RUGBY Le président de l’UBB ne tarit pas d’éloges au sujet de son manageur...

M.N.
— 
Le président de l'Union Bordeaux-Bègles, Laurent Marti.
Le président de l'Union Bordeaux-Bègles, Laurent Marti. — S.ortola / 20 minutes

L’Union Bordeaux-Bègles est troisième du Top 14 après neuf journées. Elle est la sensation de ce premier tiers de saison. Et après avoir passé 110 points à Clermont et Castres en une semaine (51-21 contre l’ASM et 59-7 face au CO), elle va avoir bien du mal à se cacher. Interrogé par L’Equipe, Laurent Marti, le président, a préféré la jouer profil bas, évoquant un sentiment mêlé «d’euphorie et de réalisme».
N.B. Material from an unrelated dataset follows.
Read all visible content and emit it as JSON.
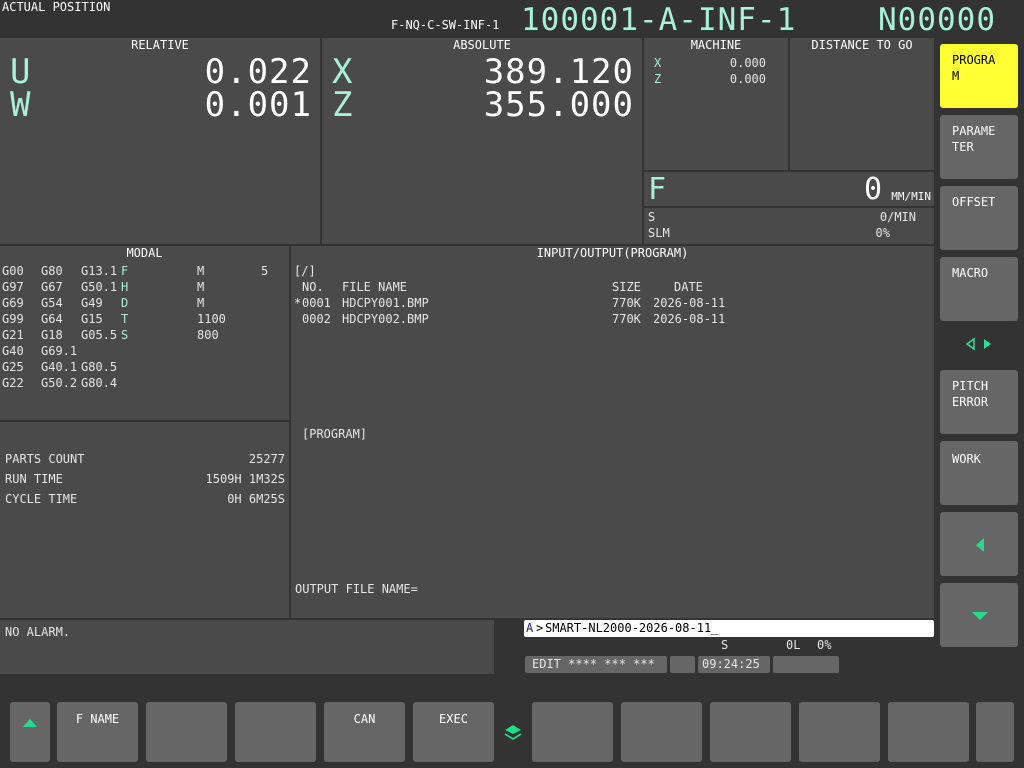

C’est au cours de cet entretien que le dirigeant girondin a donné une piste aux dirigeants de l’équipe de France au sujet du remplacement de Philippe Saint-André, le sélectionneur, à l’issue de la Coupe du monde 2015. «Raphaël est un candidat crédible, a-t-il affirmé. Quand je l’ai recruté, je lui ai dit: ‘’Je te propose de lancer ta carrière ici, tu feras peut-être un parcours à la Laurent Blanc [l’entraîneur de football du PSG a démarré sa carrière à Bordeaux en 2007 avant de partir trois ans plus tard pour diriger l’équipe de France].’’ C’était le deal de départ. Il est devenu un grand manager. Or, l’équipe de France aura toujours besoin d’un grand manager. Si j’étais président de la FFR, je me pencherais évidemment sur son cas. Et les Bleus, c’est l’intérêt général. Donc, même si ça doit affaiblir l’UBB, je privilégierai l’intérêt général.»